As a society, we like to blame objects for our personal shortcomings.
If you wanted to do things with your life, you should have. Games didn't make you do anything. Even if you were compelled to play them so much, that's your obsessive nature.
If games ruin lives, it is because those individuals chose to neglect their lives over the games. If those individuals are "young and impressionable", their parents failed them by not pulling them away and to other activities more often.
The same can be done with any hobby, interest, or activity. Like sports, music, model trains, swimming, smoking, drinking, car-building/racing, careers, education, family, religion, anything. If you become too focused and let it take up too much of your time, it is your fault. Some, if not most, of those things aren't "bad" for you, but if you miss too much work to "spend time with your family", eventually you don't have a means to support that family.

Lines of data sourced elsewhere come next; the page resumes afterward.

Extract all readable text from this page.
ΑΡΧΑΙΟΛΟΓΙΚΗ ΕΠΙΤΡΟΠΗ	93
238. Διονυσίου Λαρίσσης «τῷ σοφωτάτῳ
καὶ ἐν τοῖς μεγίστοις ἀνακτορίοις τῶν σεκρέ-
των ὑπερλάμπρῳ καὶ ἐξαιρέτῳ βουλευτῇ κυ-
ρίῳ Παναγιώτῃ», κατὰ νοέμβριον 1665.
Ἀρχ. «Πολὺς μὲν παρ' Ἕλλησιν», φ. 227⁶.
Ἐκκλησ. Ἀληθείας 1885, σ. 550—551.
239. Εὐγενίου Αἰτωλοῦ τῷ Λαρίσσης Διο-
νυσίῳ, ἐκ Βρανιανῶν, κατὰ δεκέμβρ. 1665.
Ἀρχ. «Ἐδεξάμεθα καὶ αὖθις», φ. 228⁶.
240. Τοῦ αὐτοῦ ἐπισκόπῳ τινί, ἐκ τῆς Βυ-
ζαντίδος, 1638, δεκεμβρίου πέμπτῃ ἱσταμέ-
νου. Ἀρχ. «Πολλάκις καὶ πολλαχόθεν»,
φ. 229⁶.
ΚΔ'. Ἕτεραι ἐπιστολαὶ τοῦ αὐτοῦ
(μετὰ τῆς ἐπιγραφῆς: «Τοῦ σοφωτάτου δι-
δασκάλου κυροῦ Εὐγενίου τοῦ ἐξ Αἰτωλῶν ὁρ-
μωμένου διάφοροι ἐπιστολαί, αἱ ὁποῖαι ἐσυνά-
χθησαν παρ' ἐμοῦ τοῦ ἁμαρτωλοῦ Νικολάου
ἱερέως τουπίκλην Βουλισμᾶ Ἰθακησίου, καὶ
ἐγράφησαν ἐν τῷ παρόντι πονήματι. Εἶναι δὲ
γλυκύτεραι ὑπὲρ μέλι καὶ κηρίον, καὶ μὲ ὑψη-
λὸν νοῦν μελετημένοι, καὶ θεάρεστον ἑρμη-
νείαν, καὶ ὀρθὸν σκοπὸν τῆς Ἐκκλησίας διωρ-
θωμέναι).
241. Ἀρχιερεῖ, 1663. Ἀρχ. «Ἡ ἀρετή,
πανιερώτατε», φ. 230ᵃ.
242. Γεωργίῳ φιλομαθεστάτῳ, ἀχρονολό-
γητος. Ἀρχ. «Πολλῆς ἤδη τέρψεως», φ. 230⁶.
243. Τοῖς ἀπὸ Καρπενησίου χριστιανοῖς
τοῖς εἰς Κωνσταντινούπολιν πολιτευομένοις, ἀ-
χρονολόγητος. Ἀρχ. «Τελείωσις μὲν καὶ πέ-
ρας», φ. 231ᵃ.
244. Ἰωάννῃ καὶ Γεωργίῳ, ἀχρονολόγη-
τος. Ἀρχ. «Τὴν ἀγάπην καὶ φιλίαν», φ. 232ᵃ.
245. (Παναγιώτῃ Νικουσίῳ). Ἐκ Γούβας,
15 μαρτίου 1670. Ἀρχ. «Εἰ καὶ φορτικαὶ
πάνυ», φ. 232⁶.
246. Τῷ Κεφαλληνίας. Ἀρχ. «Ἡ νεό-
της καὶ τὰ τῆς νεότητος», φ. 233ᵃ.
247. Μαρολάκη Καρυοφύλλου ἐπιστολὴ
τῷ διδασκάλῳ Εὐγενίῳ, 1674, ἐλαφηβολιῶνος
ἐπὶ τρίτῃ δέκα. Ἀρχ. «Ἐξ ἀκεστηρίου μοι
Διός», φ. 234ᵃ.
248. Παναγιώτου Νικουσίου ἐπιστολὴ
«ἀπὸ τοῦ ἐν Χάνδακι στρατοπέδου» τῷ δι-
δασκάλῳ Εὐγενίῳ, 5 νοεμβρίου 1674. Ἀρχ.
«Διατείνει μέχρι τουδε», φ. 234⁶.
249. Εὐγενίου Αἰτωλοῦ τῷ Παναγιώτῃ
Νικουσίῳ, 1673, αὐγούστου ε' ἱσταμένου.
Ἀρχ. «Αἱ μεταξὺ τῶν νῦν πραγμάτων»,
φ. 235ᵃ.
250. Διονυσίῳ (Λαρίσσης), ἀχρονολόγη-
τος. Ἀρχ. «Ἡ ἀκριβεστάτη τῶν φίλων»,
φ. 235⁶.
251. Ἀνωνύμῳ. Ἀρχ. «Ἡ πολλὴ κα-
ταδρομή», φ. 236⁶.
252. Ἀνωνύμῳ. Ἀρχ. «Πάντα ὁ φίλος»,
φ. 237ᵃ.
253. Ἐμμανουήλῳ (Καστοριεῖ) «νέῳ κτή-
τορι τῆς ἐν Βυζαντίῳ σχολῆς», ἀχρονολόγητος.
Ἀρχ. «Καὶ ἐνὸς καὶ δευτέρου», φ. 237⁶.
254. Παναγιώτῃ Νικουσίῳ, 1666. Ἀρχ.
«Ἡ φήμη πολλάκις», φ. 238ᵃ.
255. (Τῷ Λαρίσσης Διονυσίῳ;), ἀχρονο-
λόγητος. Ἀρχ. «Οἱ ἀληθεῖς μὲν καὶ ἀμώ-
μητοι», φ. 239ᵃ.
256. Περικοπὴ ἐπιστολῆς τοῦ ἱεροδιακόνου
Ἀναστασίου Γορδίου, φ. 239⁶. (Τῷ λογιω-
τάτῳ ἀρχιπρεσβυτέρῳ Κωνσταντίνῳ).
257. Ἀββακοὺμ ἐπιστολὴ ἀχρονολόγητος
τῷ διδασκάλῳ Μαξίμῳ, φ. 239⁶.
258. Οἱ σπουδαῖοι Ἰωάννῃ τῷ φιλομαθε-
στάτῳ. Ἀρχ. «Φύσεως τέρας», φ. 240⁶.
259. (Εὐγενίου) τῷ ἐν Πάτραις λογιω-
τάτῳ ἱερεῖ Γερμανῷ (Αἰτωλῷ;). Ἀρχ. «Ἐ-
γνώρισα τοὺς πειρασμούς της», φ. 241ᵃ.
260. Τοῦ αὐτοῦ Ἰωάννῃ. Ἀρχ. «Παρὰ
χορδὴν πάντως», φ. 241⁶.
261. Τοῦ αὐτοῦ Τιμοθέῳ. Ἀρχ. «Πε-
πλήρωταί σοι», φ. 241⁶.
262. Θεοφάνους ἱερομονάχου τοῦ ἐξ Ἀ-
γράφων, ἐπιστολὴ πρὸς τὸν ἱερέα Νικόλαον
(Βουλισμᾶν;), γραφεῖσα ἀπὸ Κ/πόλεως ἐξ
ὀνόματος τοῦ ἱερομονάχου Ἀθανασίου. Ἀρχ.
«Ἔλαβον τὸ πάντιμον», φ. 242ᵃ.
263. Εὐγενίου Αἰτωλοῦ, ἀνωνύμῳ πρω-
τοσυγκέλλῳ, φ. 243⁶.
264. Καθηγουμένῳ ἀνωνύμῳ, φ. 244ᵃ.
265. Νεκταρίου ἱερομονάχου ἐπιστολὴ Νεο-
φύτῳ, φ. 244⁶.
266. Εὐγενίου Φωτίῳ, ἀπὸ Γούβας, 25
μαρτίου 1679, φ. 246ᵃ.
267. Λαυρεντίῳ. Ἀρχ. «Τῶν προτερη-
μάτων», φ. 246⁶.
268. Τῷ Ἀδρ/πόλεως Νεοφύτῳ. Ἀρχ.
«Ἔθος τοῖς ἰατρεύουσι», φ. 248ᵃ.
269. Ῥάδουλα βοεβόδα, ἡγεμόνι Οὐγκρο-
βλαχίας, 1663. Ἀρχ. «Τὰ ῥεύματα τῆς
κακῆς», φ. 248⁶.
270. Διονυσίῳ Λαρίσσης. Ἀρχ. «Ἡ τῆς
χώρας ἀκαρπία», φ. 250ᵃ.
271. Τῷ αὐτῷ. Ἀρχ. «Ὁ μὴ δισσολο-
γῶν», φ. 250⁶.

It is the same as the "gun" argument. "Guns don't kill people, people kill people", is a fairly accurate statement, but it misses the point as well. People commit crimes and violence for many reasons; social inequality, economic inequality, under-education, basic living needs not met, or a sense of entitlement. Instead of focusing trying to resolve these issues, the people, and therefore their governments, decide to focus rather on removing guns. Why? Because solving those problems would take considerable effort from everyone, but slapping down new regulations is something we've made an art form of.
In short, I suppose: if you have come to the conclusion that gaming is something you'd rather not do instead of all sorts of other things, good for you. Don't blame them for what you chose to miss out on, though.